Two men dedicated to "bothering to study" our world recommended these books I'm reading. In this summer's World Affairs, Boston University's Prof. Andrew Bacevich wrote, "For those today seeking to understand how the United States blundered so badly in Iraq and Afghanistan, The Quiet American remains an essential text." On his blog, Steve Coll of The New Yorker called Decoding the New Taliban "as up-to-date as scholarship can be."

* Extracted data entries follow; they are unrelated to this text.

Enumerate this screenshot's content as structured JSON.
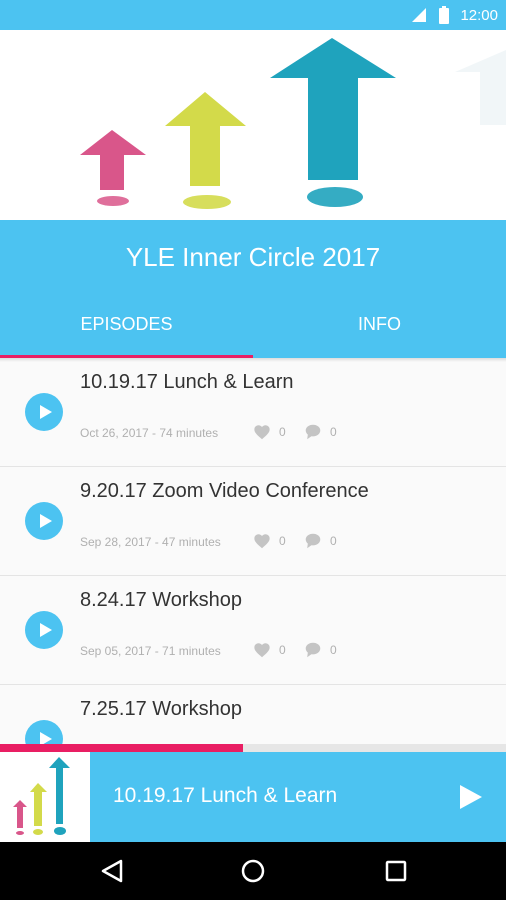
{
  "status_bar": {
    "time": "12:00",
    "icons": [
      "signal-icon",
      "battery-icon"
    ]
  },
  "podcast": {
    "title": "YLE Inner Circle 2017"
  },
  "tabs": [
    {
      "label": "EPISODES",
      "selected": true
    },
    {
      "label": "INFO",
      "selected": false
    }
  ],
  "episodes": [
    {
      "title": "10.19.17 Lunch & Learn",
      "meta": "Oct 26, 2017 - 74 minutes",
      "likes": "0",
      "comments": "0"
    },
    {
      "title": "9.20.17 Zoom Video Conference",
      "meta": "Sep 28, 2017 - 47 minutes",
      "likes": "0",
      "comments": "0"
    },
    {
      "title": "8.24.17 Workshop",
      "meta": "Sep 05, 2017 - 71 minutes",
      "likes": "0",
      "comments": "0"
    },
    {
      "title": "7.25.17 Workshop",
      "meta": "",
      "likes": "",
      "comments": ""
    }
  ],
  "player": {
    "title": "10.19.17 Lunch & Learn",
    "progress": 0.48
  },
  "colors": {
    "primary": "#4cc3f1",
    "accent": "#e91e63",
    "arrow_pink": "#d9568a",
    "arrow_yellow": "#d3da4a",
    "arrow_teal": "#1fa3bd"
  }
}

As such, I find myself wondering whether it's the sort of book that could have ended up alongside "The Advance of Red China, The Challenge to Democracy, The Role of the West" on the bookshelf of Pyle, Greene's quiet American. Probably not. Decoding the New Taliban, with its 15 contributors, can't speak in the type of facile, certain voice Pyle finds so magnetic. Consider this outburst about Pyle by Greene's narrator:

Suddenly, I was angry; I was tired of the whole pack of them with their private stores of Coca-Cola and their portable hospitals and their too wide cars and their not quite latest guns. I said, 'Yes. They killed him because he was too innocent to live. He was young and ignorant and silly and he got involved. He had no more notion than any of you what the whole affair's about, and you gave him money and York Harding's books on the East and said, "Go ahead. Win the East for democracy." He never saw anything he hadn't heard in a lecture-hall, and his writers and his lecturers made a fool of him. When he saw a dead body he couldn't even see the wounds. A Red menace, a soldier of democracy.'

So, as I go forward with the promising Giustozzi book, I will try not to make a Pyle of myself. I will try to embrace Giustozzi's assessment that scholars "need sometimes to be humble enough to recognize that their theories are not sufficiently refined or informed by empirical material and be patient. Understanding the Taliban is still very much work in progress."